Delving into the Scent of Apprehension: The Sámi Artist Revamps The Gallery's Turbine Hall with Reindeer Inspired Artwork
Guests to Tate Modern are used to unusual encounters in its vast Turbine Hall. They have relaxed under an artificial sun, descended down helter skelters, and observed automated sea creatures drifting through the air. Yet this marks the initial time they will be immersing themselves in the complex nasal chambers of a reindeer. The latest creative installation for this cavernous space—created by Indigenous Sámi creator Máret Ánne Sara—invites patrons into a winding structure modeled after the scaled-up inside of a reindeer's nasal cavities. Once inside, they can meander around or unwind on skins, tuning in on earphones to tribal seniors telling tales and knowledge.
Why the Nose?
What's the focus on the nose? It might appear playful, but the installation celebrates a little-known natural marvel: scientists have discovered that in a fraction of a second, the reindeer's nose can raise the temperature of the ambient air it inhales by 80 degrees celsius, helping the creature to thrive in extreme Arctic conditions. Enlarging the nose to larger than human size, Sara notes, "generates a perception of inferiority that you as a individual are not superior over nature." Sara is a former writer, writer for kids, and environmental activist, who hails from a herding family in northern Norway. "Possibly that generates the chance to shift your outlook or trigger some humbleness," she continues.
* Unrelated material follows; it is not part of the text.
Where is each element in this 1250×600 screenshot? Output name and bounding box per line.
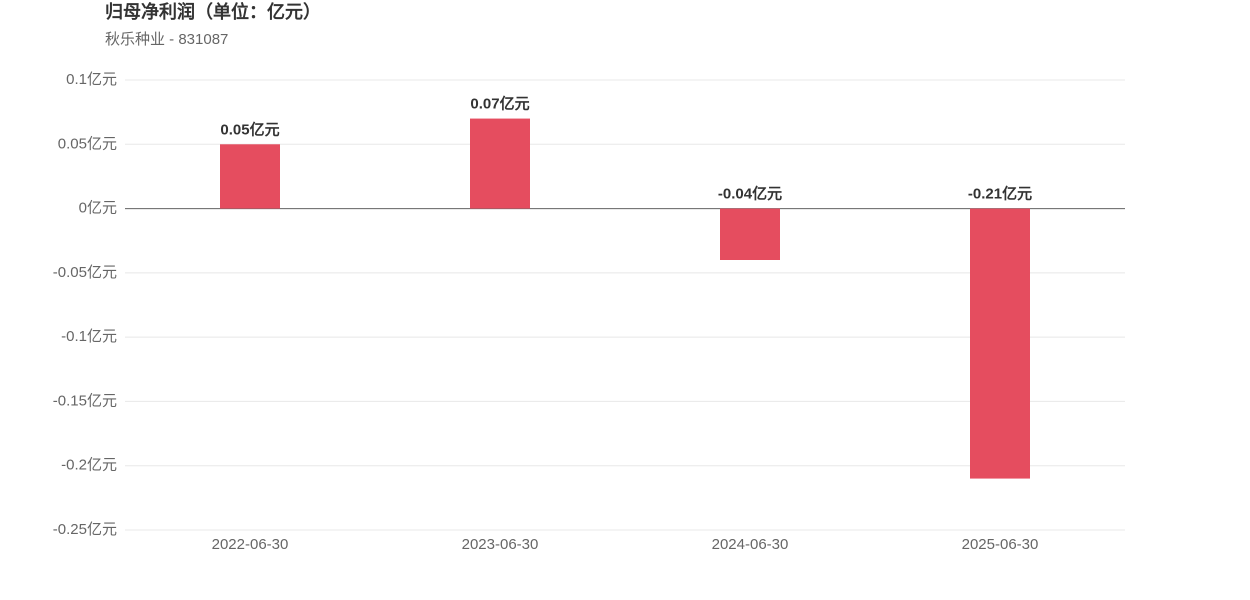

A Celebration to Sámi Culture
The maze-like design is one of several elements in Sara's engaging commission celebrating the heritage, understanding, and beliefs of the Sámi, Europe's only Indigenous people. Partially migratory, the Sámi number roughly 100,000 people spread across the Norwegian north, the Finnish Arctic, Sweden, and Russia's Kola Peninsula (an region they call Sápmi). They have endured oppression, forced assimilation, and eradication of their tongue by all four states. With an emphasis on the reindeer, an animal at the core of the Sámi mythology and founding narrative, the installation also draws attention to the community's struggles connected to the environmental emergency, loss of territory, and external control.
Meaning in Elements
Along the long entry incline, there's a towering, eighty-five-foot structure of skins trapped by power and light cables. It represents a metaphor for the societal frameworks restricting the Sámi. Part pylon, part spiritual ascent, this part of the exhibit, called Goavve-, relates to the Sámi word for an extreme weather phenomenon, whereby dense sheets of ice appear as fluctuating temperatures liquefy and ice over the snow, trapping the reindeers' primary cold-season nourishment, fungus. The condition is a outcome of planetary warming, which is happening up to at an accelerated rate in the Far North than globally.
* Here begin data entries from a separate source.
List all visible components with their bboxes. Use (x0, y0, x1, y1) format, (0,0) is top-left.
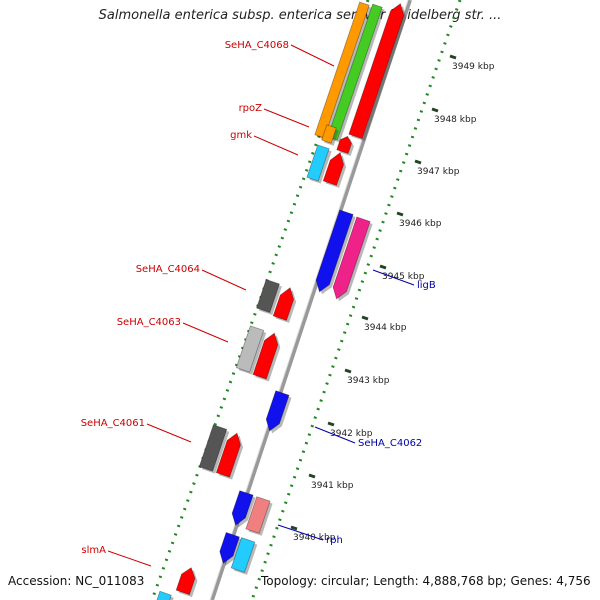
scale-tick-label: 3940 kbp (293, 533, 336, 543)
blue-feature[interactable] (231, 490, 256, 528)
red-feature[interactable] (252, 332, 281, 382)
gene-label-leader (107, 550, 152, 567)
gene-label-leader (182, 322, 229, 343)
red-feature[interactable] (322, 152, 347, 188)
gene-label[interactable]: SeHA_C4061 (81, 418, 145, 429)
topology-text: Topology: circular; Length: 4,888,768 bp… (261, 574, 591, 588)
gene-label[interactable]: SeHA_C4064 (136, 264, 200, 275)
scale-tick-label: 3946 kbp (399, 219, 442, 229)
blue-feature[interactable] (315, 209, 356, 295)
scale-tick (290, 525, 298, 531)
scale-tick-label: 3943 kbp (347, 376, 390, 386)
gene-label-leader (146, 423, 192, 443)
gene-label-leader (201, 269, 247, 291)
gene-label[interactable]: slmA (81, 545, 106, 556)
gene-label-leader (253, 135, 299, 156)
scale-tick-label: 3941 kbp (311, 481, 354, 491)
cyan-feature[interactable] (230, 537, 258, 575)
gene-label[interactable]: SeHA_C4068 (225, 40, 289, 51)
scale-tick-label: 3944 kbp (364, 323, 407, 333)
scale-tick (449, 54, 457, 60)
magenta-feature[interactable] (332, 216, 373, 302)
scale-tick (361, 315, 369, 321)
scale-tick (344, 368, 352, 374)
orange-feature[interactable] (321, 124, 339, 146)
inner-dotted-ring (150, 0, 370, 600)
gene-label[interactable]: rpoZ (239, 103, 263, 114)
scale-tick-label: 3945 kbp (382, 272, 425, 282)
blue-feature[interactable] (265, 390, 292, 434)
gene-label[interactable]: rph (326, 535, 343, 546)
green-feature[interactable] (327, 3, 385, 143)
gene-label-leader (277, 524, 324, 541)
dark-gray-feature[interactable] (198, 424, 230, 474)
scale-tick (308, 473, 316, 479)
red-feature[interactable] (348, 3, 407, 142)
scale-tick-label: 3948 kbp (434, 115, 477, 125)
scale-tick-label: 3947 kbp (417, 167, 460, 177)
blue-feature[interactable] (219, 531, 242, 566)
gene-label[interactable]: gmk (230, 130, 252, 141)
cyan-feature[interactable] (306, 144, 332, 184)
gene-label[interactable]: SeHA_C4063 (117, 317, 181, 328)
scale-tick (379, 264, 387, 270)
scale-tick-label: 3942 kbp (330, 429, 373, 439)
red-feature[interactable] (175, 567, 198, 598)
gene-label-leader (314, 426, 356, 444)
gene-label-leader (263, 108, 310, 128)
scale-tick-label: 3949 kbp (452, 62, 495, 72)
scale-tick (396, 211, 404, 217)
gene-label-leader (372, 269, 415, 286)
salmon-feature[interactable] (245, 496, 273, 536)
red-feature[interactable] (215, 432, 243, 480)
light-gray-feature[interactable] (235, 325, 267, 375)
scale-tick (327, 421, 335, 427)
accession-text: Accession: NC_011083 (8, 574, 145, 588)
gene-label[interactable]: ligB (417, 280, 436, 291)
gene-label[interactable]: SeHA_C4062 (358, 438, 422, 449)
red-feature[interactable] (272, 287, 297, 323)
cyan-feature[interactable] (156, 590, 174, 600)
scale-tick (431, 107, 439, 113)
dark-gray-feature[interactable] (256, 278, 282, 316)
gene-label-leader (290, 44, 335, 67)
red-feature[interactable] (336, 135, 354, 156)
scale-tick (414, 159, 422, 165)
Three years ago, I visited Sara in a remote town during a goavvi winter and accompanied Sámi pastoralists on their Arctic vehicles in biting cold as they transported trailers of food pellets on to the exposed tundra to dispense through labor. The reindeer gathered round us, scratching the icy ground in vain attempts for mossy morsels. This costly and laborious procedure is having a drastic influence on herding practices—and on the animals' self-sufficiency. Yet the choice is starvation. As these icy periods become commonplace, reindeer are succumbing—a number from hunger, others submerging after sinking in lakes and rivers through thinning ice sheets. To some extent, the art is a monument to them. "Through the stacking of materials, in a way I'm bringing the condition to London," says Sara.
Diverging Worldviews
The installation also highlights the clear contrast between the industrial interpretation of energy as a resource to be harnessed for gain and livelihood and the Sámi worldview of energy as an natural life force in animals, humans, and land. Tate Modern's past as a coal and oil power station is tied up in this, as is what the Sámi consider green colonialism by regional governments. While attempting to be exemplars for clean sources, Nordic nations have disagreed with the Sámi over the building of windfarms, river barriers, and digging operations on their native soil; the Sámi contend their fundamental freedoms, livelihoods, and traditions are at risk. "It's challenging being such a limited population to stand your ground when the reasons are grounded in saving the world," Sara notes. "Mining practices has co-opted the discourse of sustainability, but still it's just striving to find more suitable ways to continue habits of consumption."
Personal Struggles
She and her kin have themselves clashed with the national administration over its tightening regulations on reindeer management. Previously, Sara's brother embarked on a set of ultimately unsuccessful lawsuits over the mandatory slaughter of his herd, ostensibly to stop overgrazing. To back him, Sara produced a multi-year set of pieces titled Pile O'Sápmi featuring a massive drape of numerous animal bones, which was exhibited at the the show Documenta 14 and later acquired by the public gallery, where it resides in the entrance.